The Jeeps were now on our side of the motorway. They had taken the exit at the northbound junction and turned around to join the southbound lanes. They stayed at a constant distance behind us.
“Price said we would see plenty of zombies here,” Tanya said, “but I haven’t seen…” Her words trailed off as she gazed at the road ahead.
I followed her gaze. The motorway was seething with zombies. They were shambling up and down the road while others staggered across the fields. Their movement seemed to have no purpose but when they heard and saw our vehicles, they began to come our way. The moan that came from so many rotted throats filled the air.
“I don’t think we can drive through them,” Tanya said. “There are too many.” She brought us to a stop.
Price’s Jeep pulled up alongside us and he motioned for Tanya to lower her window. She did and the rotten stench that entered the Mastiff was almost overwhelming. “We’ll clear a path,” Price said. “But you have to stick right behind us. The blue bastards will fill in any hole we make in no time. Got it?”
Tanya nodded and put the window back up quickly.
The Jeeps pulled in front of us and started to fire the big guns into the center of the zombie mass. The undead were blown apart and the Jeeps edged forward, still firing.
Tanya accelerated so that we were directly behind the Jeeps, inching our way through the horde of rotting, seething flesh. The gunners in the Jeeps continued blowing the zombies apart in front and to the sides of their vehicles and moving forward. As we were the last in the line, the horde closed in around the rear of the Mastiff and banged on the door with their fists.
At least these slow zombies wouldn’t climb aboard like the hybrids had. Instead, they pounded on the steel cage to no avail. They were never going to break in here.

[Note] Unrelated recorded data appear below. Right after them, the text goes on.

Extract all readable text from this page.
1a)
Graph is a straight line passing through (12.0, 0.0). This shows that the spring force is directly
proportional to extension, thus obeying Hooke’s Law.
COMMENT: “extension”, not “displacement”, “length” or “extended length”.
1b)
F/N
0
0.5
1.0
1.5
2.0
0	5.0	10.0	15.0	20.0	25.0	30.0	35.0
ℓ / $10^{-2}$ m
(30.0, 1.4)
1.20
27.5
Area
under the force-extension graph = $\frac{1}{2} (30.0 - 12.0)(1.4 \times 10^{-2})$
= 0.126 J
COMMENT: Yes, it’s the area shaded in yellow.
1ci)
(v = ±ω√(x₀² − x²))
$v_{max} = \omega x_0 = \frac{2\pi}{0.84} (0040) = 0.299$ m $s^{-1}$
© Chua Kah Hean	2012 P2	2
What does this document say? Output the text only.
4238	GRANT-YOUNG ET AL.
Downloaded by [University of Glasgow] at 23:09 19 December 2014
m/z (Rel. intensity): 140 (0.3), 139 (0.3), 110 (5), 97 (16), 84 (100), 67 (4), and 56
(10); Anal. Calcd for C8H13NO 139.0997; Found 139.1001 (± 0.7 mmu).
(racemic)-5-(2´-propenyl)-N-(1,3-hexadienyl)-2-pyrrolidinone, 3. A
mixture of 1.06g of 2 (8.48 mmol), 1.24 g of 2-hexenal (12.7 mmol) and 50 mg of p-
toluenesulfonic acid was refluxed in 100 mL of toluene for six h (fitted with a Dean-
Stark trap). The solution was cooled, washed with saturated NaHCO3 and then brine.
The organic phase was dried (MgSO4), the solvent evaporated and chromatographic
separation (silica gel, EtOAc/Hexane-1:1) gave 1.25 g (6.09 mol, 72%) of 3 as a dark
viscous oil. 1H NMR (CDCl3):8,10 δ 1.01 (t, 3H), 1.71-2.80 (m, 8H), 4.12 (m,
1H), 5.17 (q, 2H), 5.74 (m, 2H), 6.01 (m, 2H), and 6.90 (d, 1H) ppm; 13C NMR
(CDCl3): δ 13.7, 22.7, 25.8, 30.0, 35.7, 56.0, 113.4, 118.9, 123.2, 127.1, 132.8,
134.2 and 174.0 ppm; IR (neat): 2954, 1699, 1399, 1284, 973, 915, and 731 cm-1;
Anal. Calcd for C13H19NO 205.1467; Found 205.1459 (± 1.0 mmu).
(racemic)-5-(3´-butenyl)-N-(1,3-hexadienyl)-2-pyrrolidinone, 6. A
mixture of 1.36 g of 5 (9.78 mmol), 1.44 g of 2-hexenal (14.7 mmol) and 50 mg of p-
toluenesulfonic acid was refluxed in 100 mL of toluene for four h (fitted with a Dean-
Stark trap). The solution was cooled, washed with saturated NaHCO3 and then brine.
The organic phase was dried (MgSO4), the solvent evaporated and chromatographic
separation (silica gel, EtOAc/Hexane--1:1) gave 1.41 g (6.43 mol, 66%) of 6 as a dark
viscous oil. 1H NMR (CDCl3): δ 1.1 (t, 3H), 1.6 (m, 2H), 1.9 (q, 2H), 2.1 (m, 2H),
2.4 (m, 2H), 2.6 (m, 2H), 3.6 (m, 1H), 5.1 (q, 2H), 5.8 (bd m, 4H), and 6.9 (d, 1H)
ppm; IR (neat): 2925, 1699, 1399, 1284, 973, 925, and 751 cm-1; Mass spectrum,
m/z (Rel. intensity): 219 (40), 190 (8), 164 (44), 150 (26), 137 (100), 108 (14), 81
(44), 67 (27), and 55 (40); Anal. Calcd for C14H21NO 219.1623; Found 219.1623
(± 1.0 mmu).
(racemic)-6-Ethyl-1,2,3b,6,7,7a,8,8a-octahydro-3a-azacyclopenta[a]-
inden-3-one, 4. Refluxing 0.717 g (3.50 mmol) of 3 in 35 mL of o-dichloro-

It took us fifteen minutes to clear a path through the horde. By the time we had driven beyond the last of them, the road behind us was full of zombies again as if we had never passed through.
The Jeeps increased their speed and Tanya did likewise to keep up with them.
I relaxed a little and closed my eyes, listening to Chris Barnes play a selection of songs by Coldplay, The Killers, Bastille, and Green Day. The lyrics of those songs spoke of a world that was gone now and might never come again. Even Tanya had her doubts that this apocalypse would ever end, and that worried me. Her outlook was usually optimistic. Not in an “everything is going to be okay” with rainbows and unicorns way, but in a pragmatic and realistic way. If she was thinking that a future without zombies was doubtful, then it probably was doubtful.
I wasn’t sure if I could live the rest of my life like this, constantly running and fighting and searching for the people I loved. But I had no choice. I thought of the people living at the motorway services, too scared to go outside. They might as well already be dead. Soon, when they ran out of food and were too afraid to go out and find more, they would be dead.